Invited Talks

  • Andreas Kerren (Linnaeus University, Sweden)
    Title: Visual Text Analytics: Overview, State-of-the-Art, and Challenges
    The interest for text visualization and visual text analytics has been heavily increasing for the last ten years. The reasons for this development are manifold, but for sure the availability of large amounts of heterogeneous text data (caused by the popularity of online social media) and the adoption of text processing algorithms by the visualization community are possible explanations. This invited talk at the EMNLP 2017 Workshop on New Frontiers in Summarization will primarily give an overview of visualization research with a focus on text visualization. In order to classify traditional and state-of-the-art visualization methods, I will present and use an interactive visual survey of text visualization techniques, called TextVis Browser, which is freely available online ( My talk will conclude with a discussion of the most important challenges and open problems in text visualization. All together I hope that this talk can serve as a starting point for further discussions and the identification of synergies between the fields of visualization and summarization.
    Andreas Kerren received the B.S. and M.S. degrees as well as his PhD degree in Computer Science from Saarland University, Saarbrücken (Germany). In 2008, he achieved his habilitation (docent competence) from Växjö University (Sweden). Dr. Kerren is currently a Full Professor in Computer Science at the Department of Computer Science, Linnaeus University (Sweden), where he is heading the research group for Information and Software Visualization, called ISOVIS. His main research interests include the areas of Information Visualization, Visual Analytics, and Human-Computer Interaction. He is, among others, editorial board member of the Information Visualization journal, has served as organizer/program chair at various conferences, such as IEEE VISSOFT 2013/2018 or IVAPP 2013-15/2018, and has edited a number of successful books on human-centered visualization.

  • Katja Filippova (Google Research, Switzerland)
    Title: Sentence and Passage Summarization for Question Answering
    Question answering (QA) requires NLP to understand the user request and serve the right information. The rise of mobile, where voice queries are typically answered with speech, brings additional NLP challenges with it because reading answers aloud is not always possible (e.g., for images) or may provide a poor user experience (e.g., when the answer is very long). In this talk I will first give an overview of how sentence-level summarization, aka sentence compression, has been approached by our team in the past years and will describe an evolution from a syntax-based optimization algorithm to a syntax-free deep neural network. I will show how the sentence compression models are applied to provide a better TTS (text-to-speech) experience for QA. Finally, I will talk about experiments on further improving TTS quality with query-focused answer snippet summarization models.
    Katja Filippova is a research scientist at Google. She holds a Ph.D. from the Technical University of Darmstadt (2009) and a MA from the University of Tübingen (2005). During her Ph.D. she was supported by the Klaus Tschira Foundation and was affiliated with the EML Research in Heidelberg (now the Heidelberg Institute for Theoretical Studies). She has worked on applying statistical methods to text understanding and generation.
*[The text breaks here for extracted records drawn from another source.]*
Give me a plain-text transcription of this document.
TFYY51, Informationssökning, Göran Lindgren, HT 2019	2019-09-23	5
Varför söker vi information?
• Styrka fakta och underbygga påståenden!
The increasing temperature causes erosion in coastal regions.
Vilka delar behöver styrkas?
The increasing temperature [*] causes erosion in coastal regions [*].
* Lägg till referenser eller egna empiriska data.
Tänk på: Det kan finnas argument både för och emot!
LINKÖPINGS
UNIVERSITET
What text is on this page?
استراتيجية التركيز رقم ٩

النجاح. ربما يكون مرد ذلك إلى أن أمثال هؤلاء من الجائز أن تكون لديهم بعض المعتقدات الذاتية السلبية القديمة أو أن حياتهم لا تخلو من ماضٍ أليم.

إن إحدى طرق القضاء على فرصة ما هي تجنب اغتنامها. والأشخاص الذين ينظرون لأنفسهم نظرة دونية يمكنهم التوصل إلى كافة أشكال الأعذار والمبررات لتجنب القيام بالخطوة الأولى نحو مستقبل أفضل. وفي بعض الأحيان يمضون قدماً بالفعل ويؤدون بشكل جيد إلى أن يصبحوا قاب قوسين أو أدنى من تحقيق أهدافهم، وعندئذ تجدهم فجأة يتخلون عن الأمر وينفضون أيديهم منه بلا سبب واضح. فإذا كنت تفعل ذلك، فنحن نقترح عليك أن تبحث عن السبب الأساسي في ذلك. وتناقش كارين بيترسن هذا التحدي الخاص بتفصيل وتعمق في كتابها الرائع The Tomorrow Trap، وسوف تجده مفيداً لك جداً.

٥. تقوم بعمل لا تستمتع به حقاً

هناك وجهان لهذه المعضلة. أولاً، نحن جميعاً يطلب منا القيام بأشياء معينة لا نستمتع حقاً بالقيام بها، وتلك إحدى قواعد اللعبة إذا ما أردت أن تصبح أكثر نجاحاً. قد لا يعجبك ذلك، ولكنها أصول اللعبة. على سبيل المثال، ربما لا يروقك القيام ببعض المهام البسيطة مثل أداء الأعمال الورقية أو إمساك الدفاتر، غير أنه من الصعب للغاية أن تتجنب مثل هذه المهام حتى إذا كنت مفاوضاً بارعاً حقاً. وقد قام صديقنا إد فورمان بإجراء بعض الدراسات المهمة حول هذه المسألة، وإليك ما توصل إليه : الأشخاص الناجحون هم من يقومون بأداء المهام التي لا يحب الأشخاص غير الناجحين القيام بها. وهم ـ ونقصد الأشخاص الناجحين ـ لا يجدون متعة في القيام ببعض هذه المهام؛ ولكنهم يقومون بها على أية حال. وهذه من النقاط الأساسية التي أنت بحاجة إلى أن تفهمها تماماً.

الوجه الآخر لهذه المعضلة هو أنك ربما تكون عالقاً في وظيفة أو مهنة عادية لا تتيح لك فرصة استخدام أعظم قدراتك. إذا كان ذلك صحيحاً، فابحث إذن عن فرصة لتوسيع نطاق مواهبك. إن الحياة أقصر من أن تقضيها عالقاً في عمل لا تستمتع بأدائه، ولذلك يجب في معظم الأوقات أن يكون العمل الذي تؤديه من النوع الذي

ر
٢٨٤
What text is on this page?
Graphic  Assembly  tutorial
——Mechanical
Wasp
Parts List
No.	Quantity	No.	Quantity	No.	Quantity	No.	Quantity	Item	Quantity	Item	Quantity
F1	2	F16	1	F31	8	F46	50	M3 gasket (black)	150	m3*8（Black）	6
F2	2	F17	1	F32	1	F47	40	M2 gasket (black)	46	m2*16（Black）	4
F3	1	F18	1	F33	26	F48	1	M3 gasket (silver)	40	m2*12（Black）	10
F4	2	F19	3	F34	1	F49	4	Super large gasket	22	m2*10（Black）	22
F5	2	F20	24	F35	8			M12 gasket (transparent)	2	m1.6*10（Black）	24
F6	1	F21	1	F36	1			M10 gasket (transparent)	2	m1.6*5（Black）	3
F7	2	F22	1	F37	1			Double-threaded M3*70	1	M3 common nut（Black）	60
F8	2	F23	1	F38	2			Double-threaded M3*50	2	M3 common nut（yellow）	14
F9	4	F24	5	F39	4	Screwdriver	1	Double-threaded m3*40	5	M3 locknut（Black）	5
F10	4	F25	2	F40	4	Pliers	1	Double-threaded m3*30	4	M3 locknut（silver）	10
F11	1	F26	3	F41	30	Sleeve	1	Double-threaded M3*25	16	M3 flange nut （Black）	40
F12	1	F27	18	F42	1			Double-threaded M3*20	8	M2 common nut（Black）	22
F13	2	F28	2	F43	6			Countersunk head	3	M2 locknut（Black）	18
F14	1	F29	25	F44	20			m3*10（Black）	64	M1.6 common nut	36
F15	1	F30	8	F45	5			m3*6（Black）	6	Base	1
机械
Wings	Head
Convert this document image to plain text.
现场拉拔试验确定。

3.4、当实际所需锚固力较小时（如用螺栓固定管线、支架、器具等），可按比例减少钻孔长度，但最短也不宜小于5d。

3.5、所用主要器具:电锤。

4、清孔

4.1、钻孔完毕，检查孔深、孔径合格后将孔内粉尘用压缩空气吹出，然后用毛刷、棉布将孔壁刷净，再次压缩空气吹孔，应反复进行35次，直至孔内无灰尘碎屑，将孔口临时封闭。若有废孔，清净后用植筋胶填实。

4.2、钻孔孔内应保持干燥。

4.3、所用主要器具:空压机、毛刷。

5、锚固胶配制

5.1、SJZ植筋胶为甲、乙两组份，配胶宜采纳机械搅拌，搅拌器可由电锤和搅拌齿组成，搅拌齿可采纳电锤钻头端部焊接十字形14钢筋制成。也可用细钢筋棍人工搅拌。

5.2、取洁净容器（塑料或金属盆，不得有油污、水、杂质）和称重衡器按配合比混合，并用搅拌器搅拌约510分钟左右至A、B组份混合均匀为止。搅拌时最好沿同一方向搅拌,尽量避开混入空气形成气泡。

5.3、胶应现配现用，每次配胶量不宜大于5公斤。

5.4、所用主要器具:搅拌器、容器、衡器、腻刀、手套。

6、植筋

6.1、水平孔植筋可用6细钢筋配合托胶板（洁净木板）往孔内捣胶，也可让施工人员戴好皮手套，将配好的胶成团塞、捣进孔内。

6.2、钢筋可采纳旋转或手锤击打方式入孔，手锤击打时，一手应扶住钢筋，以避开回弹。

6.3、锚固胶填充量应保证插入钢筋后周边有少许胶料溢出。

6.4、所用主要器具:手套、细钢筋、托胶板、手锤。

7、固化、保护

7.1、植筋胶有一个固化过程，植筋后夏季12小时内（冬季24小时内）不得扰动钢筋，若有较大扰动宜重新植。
  • Ani Nenkova (University of Pennsylvania, USA)
    Title: New Frontiers and Paths Well-travelled in Summarization Research
    Exciting new summarization work is pushing the frontiers of the field, exploring new domains, datasets, and tasks and developing modern solutions for each. In this talk I take a look back at the vast body of research in news summarization, to overview the main results that may inform future research.
    In multi-document summarization of news, optimization approaches to content selection have worked best and systems with supervised components have outperformed fully unsupervised ones. In single-document summarization of news, the beginning-of-document baseline has been very strong, outperforming many of the most competitive systems. Most systems generate summaries of fixed length but differences between systems emerge more clearly in longer summaries. Moreover, the type of the user information need influences the ideal summary length.
    New tasks need new evaluation methods that are informative, reliable and efficient. To develop these, we establish protocols for human evaluation that capture key aspects of system characteristics and then ideally develop an automated replacement for that human evaluation. I will overview how such methods have been developed for news summarization, what we know about the shortcomings of automatic evaluation and what are some of the desirable aspects of evaluation for several emerging summarization tasks outside the news domain or those requiring text generation.
    Ani Nenkova is an associate professor of computer and information science at the University of Pennsylvania. Her main areas of research are computational linguistics and artificial intelligence, with emphasis on developing computational methods for analysis of text quality and style, discourse, affect recognition and summarization. She obtained her PhD degree in computer science from Columbia University and was a postdoctoral fellow at Stanford University before joining Penn.
    Ani and her collaborators are recipients of the best student paper award at SIGDial in 2010 and best paper award at EMNLP-CoNLL in 2012. The Penn team co-led by Ani won the audio-visual emotion recognition challenge (AVEC) for word-level prediction in 2012.
    Ani was a program co-chair for SIGDial 2014 and NAACL-HLT in 2016.